A prize for the square from the round
Scientists always keep to themselves in the academic ivory tower? The Ig Nobel Prize proves that there is another way – a prime example of successful communication on rather demanding topics.
The Ig Nobel Prize puts research results in the spotlight that would otherwise probably never have been heard of. For example, why wombat droppings are square or how much saliva a person produces in a day. What these questions have in common is that they seem bizarre at first glance, but are highly relevant for business and progress. Those who devote themselves to such topics have, with a bit of luck, been honored in a solemn, but definitely not time-honored ceremony since 1991. A good atmosphere is created when the personified human error – a man with a target in front of his stomach – is pelted with paper airplanes and a little girl loudly (and persistently!) Calls on the winners in their acceptance speeches after exactly 60 seconds to end come. A spectacle
But it is not just this spectacle that makes the Ig Nobel Prize so successful. Because despite all the fun, its inventor, Marc Abrahams, is pursuing a serious goal: The format should offer alternative access to today’s science and draw attention to the relevance that even seemingly bizarre research can have. Making the audience laugh at it is a means to an end. Because this way the topics stay in your head in a special way – which then makes you wonder why researchers are concerned with such a topic. Why this format works so well is ultimately a communicative question. In the following we want to break down the success mechanisms.

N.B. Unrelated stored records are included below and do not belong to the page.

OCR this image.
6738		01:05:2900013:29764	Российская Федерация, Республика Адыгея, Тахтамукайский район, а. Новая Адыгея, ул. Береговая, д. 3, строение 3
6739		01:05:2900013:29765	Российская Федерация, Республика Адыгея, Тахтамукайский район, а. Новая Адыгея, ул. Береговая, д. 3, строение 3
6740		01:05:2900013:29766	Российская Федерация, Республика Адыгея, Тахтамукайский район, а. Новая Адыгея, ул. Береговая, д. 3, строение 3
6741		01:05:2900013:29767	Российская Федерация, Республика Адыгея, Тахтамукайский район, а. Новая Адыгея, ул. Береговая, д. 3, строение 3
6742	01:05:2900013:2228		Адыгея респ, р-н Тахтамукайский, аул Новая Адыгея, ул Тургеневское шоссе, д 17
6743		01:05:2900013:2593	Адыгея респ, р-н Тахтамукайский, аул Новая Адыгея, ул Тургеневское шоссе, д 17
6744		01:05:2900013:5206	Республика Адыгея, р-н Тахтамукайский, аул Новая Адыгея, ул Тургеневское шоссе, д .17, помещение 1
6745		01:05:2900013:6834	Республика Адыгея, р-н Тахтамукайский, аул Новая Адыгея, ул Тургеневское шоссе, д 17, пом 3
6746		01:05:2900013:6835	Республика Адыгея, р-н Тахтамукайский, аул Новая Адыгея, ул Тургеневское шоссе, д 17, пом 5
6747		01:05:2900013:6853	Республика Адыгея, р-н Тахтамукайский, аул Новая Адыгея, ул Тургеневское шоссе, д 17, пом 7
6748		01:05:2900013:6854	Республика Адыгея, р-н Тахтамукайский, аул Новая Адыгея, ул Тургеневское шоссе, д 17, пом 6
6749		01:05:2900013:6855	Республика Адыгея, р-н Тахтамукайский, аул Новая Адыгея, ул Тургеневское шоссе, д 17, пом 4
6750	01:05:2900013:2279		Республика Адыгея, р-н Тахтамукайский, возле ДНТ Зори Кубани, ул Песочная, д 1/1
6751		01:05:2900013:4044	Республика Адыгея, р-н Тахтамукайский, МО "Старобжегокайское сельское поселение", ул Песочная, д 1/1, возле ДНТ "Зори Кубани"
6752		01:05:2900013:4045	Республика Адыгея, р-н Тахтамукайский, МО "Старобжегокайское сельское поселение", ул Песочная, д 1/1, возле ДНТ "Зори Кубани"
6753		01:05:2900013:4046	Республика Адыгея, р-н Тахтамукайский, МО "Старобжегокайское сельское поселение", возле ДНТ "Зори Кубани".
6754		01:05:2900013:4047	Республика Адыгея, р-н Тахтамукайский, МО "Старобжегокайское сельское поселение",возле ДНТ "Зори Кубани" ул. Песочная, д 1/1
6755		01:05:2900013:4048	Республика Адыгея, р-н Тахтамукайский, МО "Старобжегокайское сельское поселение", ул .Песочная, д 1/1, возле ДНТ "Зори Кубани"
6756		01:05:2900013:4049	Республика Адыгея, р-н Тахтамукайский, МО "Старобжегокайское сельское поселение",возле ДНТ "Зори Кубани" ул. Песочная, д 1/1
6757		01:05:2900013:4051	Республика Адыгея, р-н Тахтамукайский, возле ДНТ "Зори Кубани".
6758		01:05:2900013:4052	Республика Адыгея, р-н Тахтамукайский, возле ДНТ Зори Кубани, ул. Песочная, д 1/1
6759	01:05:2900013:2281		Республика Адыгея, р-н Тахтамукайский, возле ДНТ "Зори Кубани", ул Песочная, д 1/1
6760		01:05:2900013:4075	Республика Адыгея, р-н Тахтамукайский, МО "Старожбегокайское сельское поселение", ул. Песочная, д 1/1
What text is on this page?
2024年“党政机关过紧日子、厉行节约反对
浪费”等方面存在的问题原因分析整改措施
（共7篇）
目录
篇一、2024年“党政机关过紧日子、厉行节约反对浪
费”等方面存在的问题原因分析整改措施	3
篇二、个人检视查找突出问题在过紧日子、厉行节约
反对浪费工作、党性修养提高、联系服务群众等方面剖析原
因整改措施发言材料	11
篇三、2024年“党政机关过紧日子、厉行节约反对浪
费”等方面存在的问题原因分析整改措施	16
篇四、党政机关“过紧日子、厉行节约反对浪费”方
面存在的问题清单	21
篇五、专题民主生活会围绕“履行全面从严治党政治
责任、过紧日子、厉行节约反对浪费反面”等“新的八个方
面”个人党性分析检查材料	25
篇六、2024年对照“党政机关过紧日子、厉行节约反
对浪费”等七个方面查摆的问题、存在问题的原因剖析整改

Simplification creates understanding
In the presentation of research, the Ig Nobel Prize reduces the respective topics to their core. Hard work, as the inventor admits. Distracting detailed information about the experiments is sorted out and the central message, which we should laugh about first and then think about, stands out. For example, when a researcher like Fritz Strack is honored for refuting himself. Like him, countless psychologists feel when the results of social experiments inexplicably cannot be repeated – a complex dilemma due to the interplay of countless factors. The focus on the bare end result, however, allows people who are not specialists to grasp and understand the complex problem.

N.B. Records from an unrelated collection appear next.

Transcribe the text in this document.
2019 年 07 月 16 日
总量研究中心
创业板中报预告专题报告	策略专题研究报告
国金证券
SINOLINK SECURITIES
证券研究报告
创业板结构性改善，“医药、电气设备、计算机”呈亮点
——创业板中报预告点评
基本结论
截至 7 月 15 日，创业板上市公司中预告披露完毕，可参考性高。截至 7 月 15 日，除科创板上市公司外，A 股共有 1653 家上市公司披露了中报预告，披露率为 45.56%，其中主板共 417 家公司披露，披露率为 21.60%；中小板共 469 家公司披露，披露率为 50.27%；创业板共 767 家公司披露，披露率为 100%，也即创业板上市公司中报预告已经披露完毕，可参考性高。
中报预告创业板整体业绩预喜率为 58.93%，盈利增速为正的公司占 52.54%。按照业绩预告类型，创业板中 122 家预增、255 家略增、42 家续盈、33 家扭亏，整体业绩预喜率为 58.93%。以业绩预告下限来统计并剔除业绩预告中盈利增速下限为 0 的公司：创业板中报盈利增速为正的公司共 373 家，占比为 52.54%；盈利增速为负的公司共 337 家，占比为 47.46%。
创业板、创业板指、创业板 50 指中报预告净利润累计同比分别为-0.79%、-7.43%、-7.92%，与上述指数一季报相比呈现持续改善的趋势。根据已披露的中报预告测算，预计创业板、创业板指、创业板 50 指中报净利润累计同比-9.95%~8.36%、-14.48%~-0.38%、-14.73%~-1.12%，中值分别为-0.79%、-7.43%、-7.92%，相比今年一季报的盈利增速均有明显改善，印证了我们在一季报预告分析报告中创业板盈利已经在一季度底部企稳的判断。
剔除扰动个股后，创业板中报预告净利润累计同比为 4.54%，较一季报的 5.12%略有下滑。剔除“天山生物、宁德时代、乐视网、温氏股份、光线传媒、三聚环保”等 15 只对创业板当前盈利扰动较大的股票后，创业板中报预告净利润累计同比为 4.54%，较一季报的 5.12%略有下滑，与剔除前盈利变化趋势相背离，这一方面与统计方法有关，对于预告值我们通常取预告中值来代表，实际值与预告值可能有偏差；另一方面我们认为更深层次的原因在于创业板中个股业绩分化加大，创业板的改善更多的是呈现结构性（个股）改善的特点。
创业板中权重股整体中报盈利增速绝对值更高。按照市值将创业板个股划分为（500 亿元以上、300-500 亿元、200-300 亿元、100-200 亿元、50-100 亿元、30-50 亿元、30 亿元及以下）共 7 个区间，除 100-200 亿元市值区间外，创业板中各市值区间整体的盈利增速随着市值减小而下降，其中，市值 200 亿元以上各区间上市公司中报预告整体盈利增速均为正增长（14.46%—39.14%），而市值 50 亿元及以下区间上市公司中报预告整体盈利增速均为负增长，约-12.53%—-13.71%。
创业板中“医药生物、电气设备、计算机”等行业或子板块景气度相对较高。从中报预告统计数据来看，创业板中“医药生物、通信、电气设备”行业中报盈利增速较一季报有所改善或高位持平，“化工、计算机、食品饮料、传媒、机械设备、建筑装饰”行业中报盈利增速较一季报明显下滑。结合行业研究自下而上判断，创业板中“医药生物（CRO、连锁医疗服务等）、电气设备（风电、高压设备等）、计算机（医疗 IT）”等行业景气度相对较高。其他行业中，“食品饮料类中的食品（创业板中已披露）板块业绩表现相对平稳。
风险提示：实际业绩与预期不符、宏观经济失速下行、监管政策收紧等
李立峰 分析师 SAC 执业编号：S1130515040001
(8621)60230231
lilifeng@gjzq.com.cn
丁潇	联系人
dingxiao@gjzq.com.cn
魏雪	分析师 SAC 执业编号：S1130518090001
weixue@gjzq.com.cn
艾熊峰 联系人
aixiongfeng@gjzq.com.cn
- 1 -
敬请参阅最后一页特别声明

Shortening prevents excessive demands
At the same time, this reduction shortens the topics presented so that they are not only easy to understand but also quick. In this way, research that otherwise fills entire books is made accessible to the masses without overloading it with too much information – for example, by reducing the replication dilemma of psychology to a ballad that can be performed in just 60 seconds. Because in a time when people seem to be chronically short of time, it is essential to get to the point quickly.
Show value generates attention
It is also important to generate interest and attention. With the Ig Nobel Prize, this succeeds almost automatically by setting unique themes and the wonderfully eccentric traditions (such as throwing paper planes). The fact that real Nobel Prize winners regularly present the Ig Nobel Prize provides additional impetus and at the same time ennobles the event. This recognition of the award by the academic community shows that this is not a mocking display of unusual research, but a new format for presenting serious science.

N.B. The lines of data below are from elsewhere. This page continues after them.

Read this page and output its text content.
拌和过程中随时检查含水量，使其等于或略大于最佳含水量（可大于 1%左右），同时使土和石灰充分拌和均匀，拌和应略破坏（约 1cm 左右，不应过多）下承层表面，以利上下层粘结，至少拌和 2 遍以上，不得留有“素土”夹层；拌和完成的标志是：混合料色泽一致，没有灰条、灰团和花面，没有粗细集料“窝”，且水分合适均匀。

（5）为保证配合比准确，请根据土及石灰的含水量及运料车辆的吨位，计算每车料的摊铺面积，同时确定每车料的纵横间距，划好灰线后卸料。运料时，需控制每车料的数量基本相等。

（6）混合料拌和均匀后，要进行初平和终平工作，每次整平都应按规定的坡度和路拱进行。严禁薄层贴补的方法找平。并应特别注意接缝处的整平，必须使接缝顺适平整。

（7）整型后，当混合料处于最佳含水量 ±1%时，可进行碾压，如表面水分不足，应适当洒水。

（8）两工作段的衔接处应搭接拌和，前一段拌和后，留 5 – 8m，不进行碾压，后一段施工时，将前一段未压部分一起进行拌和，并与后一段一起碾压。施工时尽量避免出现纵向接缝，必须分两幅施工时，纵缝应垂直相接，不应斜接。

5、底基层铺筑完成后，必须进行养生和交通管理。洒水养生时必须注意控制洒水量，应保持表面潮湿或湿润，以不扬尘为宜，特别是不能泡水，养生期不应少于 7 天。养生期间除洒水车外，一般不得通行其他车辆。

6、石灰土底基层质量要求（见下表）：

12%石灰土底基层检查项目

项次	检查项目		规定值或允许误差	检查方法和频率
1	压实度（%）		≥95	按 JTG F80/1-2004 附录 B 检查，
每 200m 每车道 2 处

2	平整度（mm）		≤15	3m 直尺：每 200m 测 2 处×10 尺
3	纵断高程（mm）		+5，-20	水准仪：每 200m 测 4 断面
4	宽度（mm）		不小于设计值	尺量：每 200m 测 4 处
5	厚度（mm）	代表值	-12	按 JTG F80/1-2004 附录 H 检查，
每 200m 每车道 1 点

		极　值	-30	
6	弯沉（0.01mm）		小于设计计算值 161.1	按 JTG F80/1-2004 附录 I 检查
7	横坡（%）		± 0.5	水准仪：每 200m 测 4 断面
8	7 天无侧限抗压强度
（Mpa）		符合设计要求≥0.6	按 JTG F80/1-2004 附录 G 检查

Humor makes topics more accessible
With the winking celebration of science in all its facets – the successful and sometimes also the failed – the Ig Nobel Prize makes topics palatable to laypeople that they might otherwise avoid. Because humor offers information packed in entertainment. That hits the nerve of scientists and laypeople alike. The result is a new communication format that multiplies by itself – in that the media and communication professionals worldwide report on it.
The Ig Nobel Prize is thus a successful piece of (science) communication, from which we can certainly cut off one or the other slice of inspiration for our daily work.